Berpegangan Tong Fiber, Tiga Nelayan Terombang ambing di Laut

Usai Kapal Tenggelam

Ilustrasi

batampos.co.id – Tiga nelayan asal Bintan berpegangan tutup kotak atau tong fiber terombang-ambing di antara perairan Pulau Nikoi dan Batu Pulau Buru, Kabupaten Bintan pada Minggu (27/1) pagi.

Informasi yang dihimpun di lapangan, kapal yang membawa tiga nelayan masing-masing bernama Jupri sebagai tekong warga Galang Batang, Andi warga Masiran Kawal dan Ande warga Galang Batang tenggelam.

Kemudian ketiganya berupaya menyelamatkan diri dengan berpegangan pada tutup kotak fiber.

Saat terombang-ambing di perairan Bintan, ketiganya dikabarkan ditemukan nelayan Berakit yang kebetulan melaut. Kemudian mereka dievakuasi ke daratan.

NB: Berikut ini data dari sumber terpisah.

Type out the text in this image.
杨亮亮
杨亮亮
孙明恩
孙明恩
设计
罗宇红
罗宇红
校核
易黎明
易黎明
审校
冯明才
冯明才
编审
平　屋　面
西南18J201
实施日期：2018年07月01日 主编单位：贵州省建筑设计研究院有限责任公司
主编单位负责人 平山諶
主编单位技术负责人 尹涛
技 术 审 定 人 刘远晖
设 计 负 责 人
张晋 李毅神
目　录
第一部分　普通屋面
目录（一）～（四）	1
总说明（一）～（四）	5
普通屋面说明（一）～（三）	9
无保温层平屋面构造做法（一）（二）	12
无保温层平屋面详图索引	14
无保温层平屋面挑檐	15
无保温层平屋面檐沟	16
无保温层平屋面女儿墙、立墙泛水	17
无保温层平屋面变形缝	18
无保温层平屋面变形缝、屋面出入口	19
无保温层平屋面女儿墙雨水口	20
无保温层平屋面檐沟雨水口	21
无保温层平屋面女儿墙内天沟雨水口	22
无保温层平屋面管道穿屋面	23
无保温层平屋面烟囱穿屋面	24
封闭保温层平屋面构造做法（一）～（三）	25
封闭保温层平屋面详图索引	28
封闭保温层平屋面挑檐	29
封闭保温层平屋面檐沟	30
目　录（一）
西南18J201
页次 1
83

Kasi Ops Kantor Pencarian dan pertolongan Klas A Tanjungpinang Eko Suprianto mengatakan, kabar yang beredar awalnya ketiganya sudah berhasil diselamatkan nelayan, namun belum bisa dipastikan karena belum diketahui ketiganya di evakuasi ke mana.

“Masih dicek kebenaran ke instansi terkait dan masyarakat terkait korban ditemukan,” katanya.

Namun, ia mengatakan, informasi terbaru bahwa benar ketiganya masih di atas tong fiber di laut.

“Benar info dari Pak RT Galang Batang bisa komunikasi dengan mereka dan mereka masih di atas tong feber, makanya dengan info tersebut Kepala kantor menggerakan KN bhisma unt pencarian,” katanya.

Saat ini Kantor Pencarian dan pertolongan Klas A Tanjungpinang mengerakan KN Bhisma untuk melaksankan pencarian.